Hoy, esta pregunta no tiene una única respuesta, y toca rendirse a la evidencia. ¿Eres bueno porque te lee mucha gente o necesitas el beneplácito de un lector formado para entrar dentro de la definición?
Puedes ser un autor viral, o no ser (¡hola, Hamlet!). Escribir, como oficio o anhelo, significa tener un lector detrás que dé sentido a tu obra, y las editoriales son las primeras que se dejarán llevar por este modelo para no invertir a ciegas, sino con todas las garantías de las que pueden proveerse.

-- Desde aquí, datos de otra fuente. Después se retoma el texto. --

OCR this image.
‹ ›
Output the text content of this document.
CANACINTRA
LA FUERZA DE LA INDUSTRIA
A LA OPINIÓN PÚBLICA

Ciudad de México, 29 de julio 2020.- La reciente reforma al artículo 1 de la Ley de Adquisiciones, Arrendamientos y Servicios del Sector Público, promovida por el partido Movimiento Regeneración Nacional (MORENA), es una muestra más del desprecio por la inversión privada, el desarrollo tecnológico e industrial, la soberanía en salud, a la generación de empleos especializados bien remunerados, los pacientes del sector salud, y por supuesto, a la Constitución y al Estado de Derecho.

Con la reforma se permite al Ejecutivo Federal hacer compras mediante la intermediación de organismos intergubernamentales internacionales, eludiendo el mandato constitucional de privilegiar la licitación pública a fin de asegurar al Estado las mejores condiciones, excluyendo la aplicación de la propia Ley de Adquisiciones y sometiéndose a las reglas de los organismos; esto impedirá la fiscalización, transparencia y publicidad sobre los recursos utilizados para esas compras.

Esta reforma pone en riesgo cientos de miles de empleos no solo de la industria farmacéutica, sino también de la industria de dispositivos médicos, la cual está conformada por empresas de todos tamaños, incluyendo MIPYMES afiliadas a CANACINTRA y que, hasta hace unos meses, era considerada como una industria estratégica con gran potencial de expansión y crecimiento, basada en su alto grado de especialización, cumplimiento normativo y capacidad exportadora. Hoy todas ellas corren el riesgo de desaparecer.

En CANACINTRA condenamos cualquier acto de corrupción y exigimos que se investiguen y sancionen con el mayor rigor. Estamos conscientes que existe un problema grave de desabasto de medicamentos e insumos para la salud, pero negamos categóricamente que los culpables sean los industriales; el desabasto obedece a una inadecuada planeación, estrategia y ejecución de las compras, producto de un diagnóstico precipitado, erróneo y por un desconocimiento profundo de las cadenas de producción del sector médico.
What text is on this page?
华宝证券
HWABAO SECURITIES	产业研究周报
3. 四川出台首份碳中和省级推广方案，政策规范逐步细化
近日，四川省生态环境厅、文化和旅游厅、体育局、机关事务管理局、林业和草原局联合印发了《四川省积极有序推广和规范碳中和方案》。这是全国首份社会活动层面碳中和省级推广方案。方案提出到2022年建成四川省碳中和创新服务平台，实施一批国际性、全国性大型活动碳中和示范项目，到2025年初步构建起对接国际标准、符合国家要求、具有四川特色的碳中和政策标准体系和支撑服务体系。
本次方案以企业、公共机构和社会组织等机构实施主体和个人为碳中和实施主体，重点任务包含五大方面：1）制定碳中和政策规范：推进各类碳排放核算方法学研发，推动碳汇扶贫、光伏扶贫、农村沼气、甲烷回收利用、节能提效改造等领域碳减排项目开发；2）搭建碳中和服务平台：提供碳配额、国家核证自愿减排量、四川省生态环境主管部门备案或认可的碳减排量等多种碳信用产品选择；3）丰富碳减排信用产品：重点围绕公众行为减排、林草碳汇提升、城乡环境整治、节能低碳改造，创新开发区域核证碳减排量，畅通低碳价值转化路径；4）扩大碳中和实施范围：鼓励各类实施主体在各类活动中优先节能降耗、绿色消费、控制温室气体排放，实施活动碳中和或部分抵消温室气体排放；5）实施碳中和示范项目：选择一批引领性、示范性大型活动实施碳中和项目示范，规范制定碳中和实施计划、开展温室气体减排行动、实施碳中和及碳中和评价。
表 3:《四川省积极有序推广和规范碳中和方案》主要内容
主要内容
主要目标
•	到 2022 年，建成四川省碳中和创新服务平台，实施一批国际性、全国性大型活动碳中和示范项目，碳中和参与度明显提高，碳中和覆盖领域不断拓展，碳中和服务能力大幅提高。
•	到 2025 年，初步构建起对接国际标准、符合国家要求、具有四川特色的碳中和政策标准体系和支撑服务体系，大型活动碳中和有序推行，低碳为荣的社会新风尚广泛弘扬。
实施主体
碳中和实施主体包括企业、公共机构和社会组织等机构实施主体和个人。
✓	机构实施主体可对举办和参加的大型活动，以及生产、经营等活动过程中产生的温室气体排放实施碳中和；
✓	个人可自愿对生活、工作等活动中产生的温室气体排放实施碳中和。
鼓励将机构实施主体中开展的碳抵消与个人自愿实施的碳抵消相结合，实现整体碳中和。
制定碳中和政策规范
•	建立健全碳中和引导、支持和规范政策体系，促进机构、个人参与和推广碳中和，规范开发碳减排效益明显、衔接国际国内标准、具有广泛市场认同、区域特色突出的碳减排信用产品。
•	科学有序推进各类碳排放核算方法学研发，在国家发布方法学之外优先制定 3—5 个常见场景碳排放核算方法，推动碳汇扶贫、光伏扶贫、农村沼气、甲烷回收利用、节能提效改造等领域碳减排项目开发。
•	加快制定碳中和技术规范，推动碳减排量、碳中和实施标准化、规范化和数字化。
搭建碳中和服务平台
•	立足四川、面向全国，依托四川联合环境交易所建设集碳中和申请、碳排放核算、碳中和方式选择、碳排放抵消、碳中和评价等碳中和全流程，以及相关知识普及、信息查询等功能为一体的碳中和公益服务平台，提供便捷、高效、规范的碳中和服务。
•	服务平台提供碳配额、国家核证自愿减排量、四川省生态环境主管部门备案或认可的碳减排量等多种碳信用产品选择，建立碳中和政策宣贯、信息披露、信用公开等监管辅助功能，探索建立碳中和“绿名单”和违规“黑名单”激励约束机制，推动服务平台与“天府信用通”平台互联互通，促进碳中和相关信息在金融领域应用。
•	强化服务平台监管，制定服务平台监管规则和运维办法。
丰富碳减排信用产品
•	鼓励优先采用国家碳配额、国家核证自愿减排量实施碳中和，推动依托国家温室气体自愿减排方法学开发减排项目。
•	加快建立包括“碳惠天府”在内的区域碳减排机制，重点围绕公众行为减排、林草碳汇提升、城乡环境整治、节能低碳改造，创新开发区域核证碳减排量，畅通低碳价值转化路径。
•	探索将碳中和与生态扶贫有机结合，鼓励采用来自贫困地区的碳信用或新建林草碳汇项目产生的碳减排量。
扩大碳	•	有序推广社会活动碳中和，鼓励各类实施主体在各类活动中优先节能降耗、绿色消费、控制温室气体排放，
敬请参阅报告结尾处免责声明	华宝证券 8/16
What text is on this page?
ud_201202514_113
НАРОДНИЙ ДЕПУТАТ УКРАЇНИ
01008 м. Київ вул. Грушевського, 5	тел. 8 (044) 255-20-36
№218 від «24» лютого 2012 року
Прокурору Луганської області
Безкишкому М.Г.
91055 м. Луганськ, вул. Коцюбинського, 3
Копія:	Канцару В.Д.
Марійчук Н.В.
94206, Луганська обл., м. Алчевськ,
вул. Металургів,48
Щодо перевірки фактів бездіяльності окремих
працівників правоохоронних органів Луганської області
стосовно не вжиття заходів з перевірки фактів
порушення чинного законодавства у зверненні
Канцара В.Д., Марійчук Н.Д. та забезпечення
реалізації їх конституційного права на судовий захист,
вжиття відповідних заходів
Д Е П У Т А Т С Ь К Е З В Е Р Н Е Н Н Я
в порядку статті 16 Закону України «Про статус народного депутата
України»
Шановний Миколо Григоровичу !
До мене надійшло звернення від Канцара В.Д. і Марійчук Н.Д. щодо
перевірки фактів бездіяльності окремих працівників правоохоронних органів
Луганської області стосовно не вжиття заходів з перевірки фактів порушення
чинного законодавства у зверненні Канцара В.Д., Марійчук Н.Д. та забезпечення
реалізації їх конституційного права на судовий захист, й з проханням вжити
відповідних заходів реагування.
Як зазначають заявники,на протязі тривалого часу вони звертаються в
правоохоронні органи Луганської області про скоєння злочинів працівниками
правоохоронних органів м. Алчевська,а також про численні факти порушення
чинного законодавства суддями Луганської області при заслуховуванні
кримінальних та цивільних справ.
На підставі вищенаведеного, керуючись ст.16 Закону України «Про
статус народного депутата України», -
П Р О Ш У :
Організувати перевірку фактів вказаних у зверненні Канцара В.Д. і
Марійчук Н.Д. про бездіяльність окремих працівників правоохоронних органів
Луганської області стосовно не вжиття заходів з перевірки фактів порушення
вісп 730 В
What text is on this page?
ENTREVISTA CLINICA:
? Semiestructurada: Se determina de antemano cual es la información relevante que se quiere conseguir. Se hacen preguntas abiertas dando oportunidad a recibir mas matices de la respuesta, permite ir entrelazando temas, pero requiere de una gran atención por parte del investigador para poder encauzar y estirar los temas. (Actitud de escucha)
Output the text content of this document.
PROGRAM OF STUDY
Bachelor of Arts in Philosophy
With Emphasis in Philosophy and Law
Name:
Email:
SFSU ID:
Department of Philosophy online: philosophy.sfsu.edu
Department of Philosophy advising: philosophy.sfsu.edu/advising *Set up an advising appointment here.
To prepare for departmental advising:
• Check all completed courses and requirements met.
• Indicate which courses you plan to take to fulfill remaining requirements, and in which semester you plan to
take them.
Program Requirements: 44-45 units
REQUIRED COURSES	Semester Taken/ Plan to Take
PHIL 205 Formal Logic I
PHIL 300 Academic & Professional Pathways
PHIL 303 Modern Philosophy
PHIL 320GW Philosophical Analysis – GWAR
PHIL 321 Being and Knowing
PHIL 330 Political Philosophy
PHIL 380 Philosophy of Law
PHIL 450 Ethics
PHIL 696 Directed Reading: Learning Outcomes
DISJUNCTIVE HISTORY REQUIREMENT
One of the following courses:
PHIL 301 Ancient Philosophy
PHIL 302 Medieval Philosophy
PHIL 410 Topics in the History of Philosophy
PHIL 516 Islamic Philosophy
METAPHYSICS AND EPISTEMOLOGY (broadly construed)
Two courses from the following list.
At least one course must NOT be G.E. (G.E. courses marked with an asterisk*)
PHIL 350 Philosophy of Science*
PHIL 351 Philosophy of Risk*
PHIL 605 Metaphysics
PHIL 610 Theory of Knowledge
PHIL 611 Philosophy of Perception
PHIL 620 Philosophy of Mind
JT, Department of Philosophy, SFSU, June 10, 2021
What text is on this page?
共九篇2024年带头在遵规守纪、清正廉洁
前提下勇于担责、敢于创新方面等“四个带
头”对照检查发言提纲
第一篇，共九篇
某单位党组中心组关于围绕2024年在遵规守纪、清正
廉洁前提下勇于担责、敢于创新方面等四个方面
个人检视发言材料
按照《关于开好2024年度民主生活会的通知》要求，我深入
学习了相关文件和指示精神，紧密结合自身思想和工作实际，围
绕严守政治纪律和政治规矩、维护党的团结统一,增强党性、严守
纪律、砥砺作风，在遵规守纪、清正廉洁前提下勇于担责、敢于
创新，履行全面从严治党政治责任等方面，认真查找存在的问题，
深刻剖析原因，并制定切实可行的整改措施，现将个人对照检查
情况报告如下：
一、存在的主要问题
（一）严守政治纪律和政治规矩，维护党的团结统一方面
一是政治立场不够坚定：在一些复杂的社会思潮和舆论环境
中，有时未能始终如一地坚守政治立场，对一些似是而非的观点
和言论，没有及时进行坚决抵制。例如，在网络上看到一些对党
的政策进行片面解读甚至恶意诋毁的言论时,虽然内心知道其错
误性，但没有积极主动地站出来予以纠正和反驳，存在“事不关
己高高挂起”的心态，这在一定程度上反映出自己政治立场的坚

Se acabó lo de buscar buenos escritores entre manuscritos que llegan en papel y ya no se lee ni dios. Ríete tú de aquello de seducir a un mecenas. Ahora, tienes que enamorar al mundo entero; o a una parte tan grande como sentido quieras en tu escritura. ¿Pero es el otro quien marca hasta ese punto tu forma de disfrutar de las letras? Los más ciegos dirán que sí; el resto intentará no convertir su pasión en otro fenómeno de masas que terminar odiando.
Si algunos de los grandes escritores de los que hablamos esa tarde hubiesen nacido ahora, tendrían dos opciones: controlar los canales o no existir para el mundo. Quizá entre ellos podría quedar algún J.D. Salinger para quien la fama, el dinero y la escritura no fuesen un trinomio necesario; pero la mayoría, en cambio, seguiría en busca de ese término medio, de esa visualidad, de la posibilidad de poder seguir juntando letras y soñando con vivir de lo que a uno mismo le gusta, y si hay algo que ha conseguido este siglo es democratizar esta oportunidad.
¿El resultado?, eso no tenía nada que ver. Así que nos olvidamos del tema y compramos otro pack de cervezas, obligando a la discusión a desviarse, de nuevo, hacia felinos y reptilianos, que, en ese momento, era más fácil de comprender.